Tonight on NBC Nightly News, Brian Williams introed a story about how Medicare spending is slowing somewhat by making it all about the inevitable insolvency of Medicare and Social Security. (I could not double-check or link to what Williams said, because it's not available on NBC's site, but I know what I heard.)
Inevitable insolvency only refers to the Medicare and Social Security trust funds, bulked up over the past 30 years with higher taxes on workers and employers in order to deal with the retirement of baby boomers, all of whom have been paying higher payroll taxes and getting benefit cuts for three decades.
But Williams asserted in his intro that the programs themselves are facing insolvency, not mentioning that that might implausibly happen in the not-very-near future of 2026 for the Medicare Trust Fund (a two-year improvement over the last report, thanks to Obamacare) and 2033 for the Social Security Trust Fund.
More, below.
Williams is a typical multi-millionaire Beltway journalist who slips Pete Peterson catfood prescriptions into most news items about the two most popular government programs ever.
And he, like most of the well-off Vilagers, never mentions that there are several catfood-free ways to ensure that Medicare and Social Security will provide decent benefits for seniors forever.

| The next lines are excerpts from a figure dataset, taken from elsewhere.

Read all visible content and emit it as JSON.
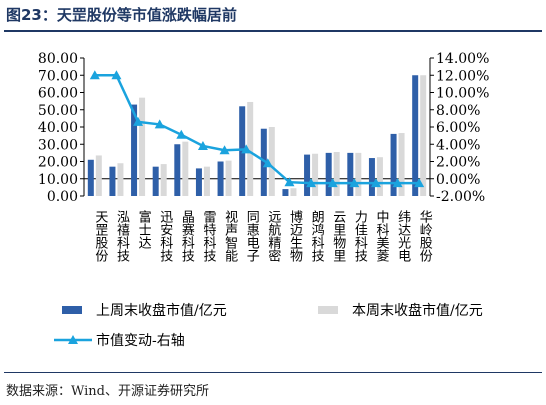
{
  "title": "图23：天罡股份等市值涨跌幅居前",
  "source": "数据来源：Wind、开源证券研究所",
  "colors": {
    "bar_prev": "#2e5fa8",
    "bar_curr": "#d9d9d9",
    "line": "#1aa3de",
    "axis": "#000000"
  },
  "chart_data": {
    "type": "bar",
    "categories": [
      "天罡股份",
      "泓禧科技",
      "富士达",
      "迅安科技",
      "晶赛科技",
      "雷特科技",
      "视声智能",
      "同惠电子",
      "远航精密",
      "博迈生物",
      "朗鸿科技",
      "云里物里",
      "力佳科技",
      "中科美菱",
      "纬达光电",
      "华岭股份"
    ],
    "series": [
      {
        "name": "上周末收盘市值/亿元",
        "type": "bar",
        "axis": "left",
        "values": [
          21,
          17,
          53,
          17,
          30,
          16,
          20,
          52,
          39,
          4,
          24,
          25,
          25,
          22,
          36,
          70
        ]
      },
      {
        "name": "本周末收盘市值/亿元",
        "type": "bar",
        "axis": "left",
        "values": [
          23.5,
          19,
          57,
          18.5,
          31.5,
          17,
          20.5,
          54.5,
          40,
          4.5,
          24.5,
          25.5,
          25,
          22.5,
          36.5,
          70
        ]
      },
      {
        "name": "市值变动-右轴",
        "type": "line",
        "axis": "right",
        "values": [
          12.0,
          12.0,
          6.6,
          6.3,
          5.1,
          3.8,
          3.3,
          3.4,
          1.8,
          -0.4,
          -0.5,
          -0.5,
          -0.5,
          -0.5,
          -0.5,
          -0.5
        ]
      }
    ],
    "y_left": {
      "ylim": [
        0,
        80
      ],
      "ticks": [
        "0.00",
        "10.00",
        "20.00",
        "30.00",
        "40.00",
        "50.00",
        "60.00",
        "70.00",
        "80.00"
      ]
    },
    "y_right": {
      "ylim": [
        -2,
        14
      ],
      "ticks": [
        "-2.00%",
        "0.00%",
        "2.00%",
        "4.00%",
        "6.00%",
        "8.00%",
        "10.00%",
        "12.00%",
        "14.00%"
      ]
    },
    "legend_position": "bottom"
  }
}
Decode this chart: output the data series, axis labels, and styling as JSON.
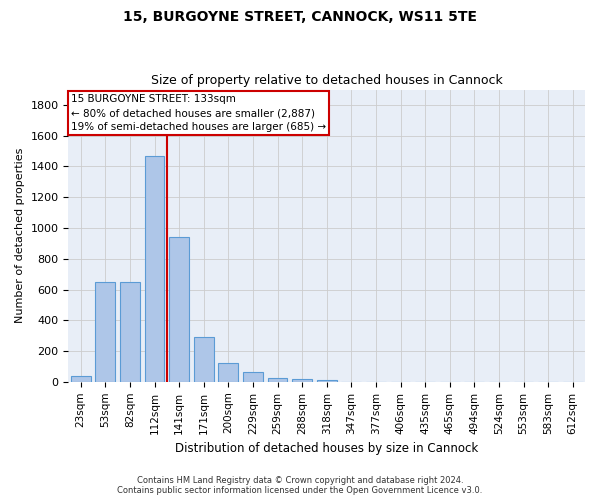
{
  "title": "15, BURGOYNE STREET, CANNOCK, WS11 5TE",
  "subtitle": "Size of property relative to detached houses in Cannock",
  "xlabel": "Distribution of detached houses by size in Cannock",
  "ylabel": "Number of detached properties",
  "categories": [
    "23sqm",
    "53sqm",
    "82sqm",
    "112sqm",
    "141sqm",
    "171sqm",
    "200sqm",
    "229sqm",
    "259sqm",
    "288sqm",
    "318sqm",
    "347sqm",
    "377sqm",
    "406sqm",
    "435sqm",
    "465sqm",
    "494sqm",
    "524sqm",
    "553sqm",
    "583sqm",
    "612sqm"
  ],
  "values": [
    35,
    650,
    650,
    1470,
    940,
    290,
    125,
    65,
    25,
    20,
    12,
    0,
    0,
    0,
    0,
    0,
    0,
    0,
    0,
    0,
    0
  ],
  "bar_color": "#aec6e8",
  "bar_edge_color": "#5b9bd5",
  "red_line_x": 3.5,
  "annotation_title": "15 BURGOYNE STREET: 133sqm",
  "annotation_line1": "← 80% of detached houses are smaller (2,887)",
  "annotation_line2": "19% of semi-detached houses are larger (685) →",
  "annotation_box_color": "#ffffff",
  "annotation_box_edge": "#cc0000",
  "red_line_color": "#cc0000",
  "ylim": [
    0,
    1900
  ],
  "yticks": [
    0,
    200,
    400,
    600,
    800,
    1000,
    1200,
    1400,
    1600,
    1800
  ],
  "grid_color": "#cccccc",
  "bg_color": "#e8eef7",
  "footer1": "Contains HM Land Registry data © Crown copyright and database right 2024.",
  "footer2": "Contains public sector information licensed under the Open Government Licence v3.0."
}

Like a full-employment economy with millions more paying payroll taxes than have been for the last five years.
Like raising the cap on who pays payroll taxes, ending the current obscenity in which a private equity vulture or hedge-fund stock speculator who makes $1 billion or more a year pays the same in payroll taxes as a two-worker family making $110,000 or so.
No, instead all we hear from the corporate media is the inevitable need to cut benefits and raise eligibility ages.
Shamefully, some Democrats, like President Obama and Sen. Durbin, have supported the Peterson catfood agenda.
Hopefully, most Democrats in the Senate have not.
We can't stop media millionaires doing the bidding of their billionaire employers.
But we must keep up the pressure on every elected Democrat in Washington, Obama most certainly included, to protect Medicare and Social Security from those who have always wanted to kill these essential and popular programs.